3. Additional Security Measures

For Production Use:

  1. Use GitHub App Authentication (Recommended)

    • Create a GitHub App with limited permissions
    • Use app authentication instead of workflow_dispatch
    • More granular control over who can create entries
  2. Add Entry Validation

    • Validate entry content before signing
    • Check for duplicate entry_ids
    • Validate subject_ref format
    • Rate limiting
  3. Audit Logging

    • Log all entry creation attempts
    • Track who triggered each workflow
    • Monitor for suspicious activity
  4. Two-Factor Authentication

    • Require 2FA for all repository admins
    • Use GitHub's 2FA requirement settings

4. API-Based Entry Creation (Future)

For programmatic entry creation, consider:

  • Repository Dispatch Events: More secure than workflow_dispatch
  • GitHub App Webhooks: Receive entries from external systems
  • OAuth Tokens: Authenticate external services
  • IP Whitelisting: Restrict API access to known IPs

Current Limitations

⚠️ Manual Workflow Trigger

  • Currently uses workflow_dispatch which can be triggered via GitHub UI or API
  • Anyone with write access to the repo could theoretically trigger it
  • The workflow checks actor permissions, but this relies on GitHub's access control

⚠️ No Entry Content Validation

  • Workflow signs whatever payload is provided
  • Consider adding validation rules for entry content

Best Practices

  1. Keep Repository Private (if possible)

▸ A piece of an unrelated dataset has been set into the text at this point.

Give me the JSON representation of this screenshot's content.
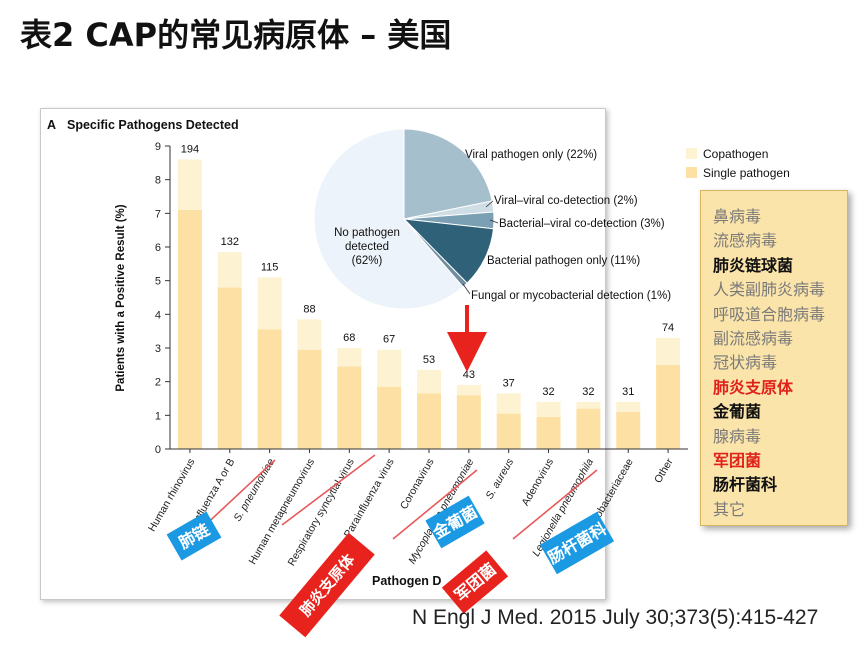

    • Prevents unauthorized access to workflow triggers
    • Limits who can see the private key secret name
  2. Monitor Workflow Runs

    • Review all workflow runs regularly
    • Set up alerts for unexpected entries
  3. Rotate Keys Periodically

    • Generate new keypairs periodically
    • Update GitHub Secrets
    • Keep old keys in registry for verification
  4. Use Separate Environments

    • Test entries in a separate test repository
    • Only production entries go to main ledger

Verification

Anyone can verify entries are legitimate by:

  1. Checking the signature matches the public key
  2. Verifying the entry hasn't been modified
  3. Confirming the entry_id is unique
  4. Validating the canonical JSON format

The ledger is append-only - once an entry is committed, it cannot be modified without detection (signature verification will fail).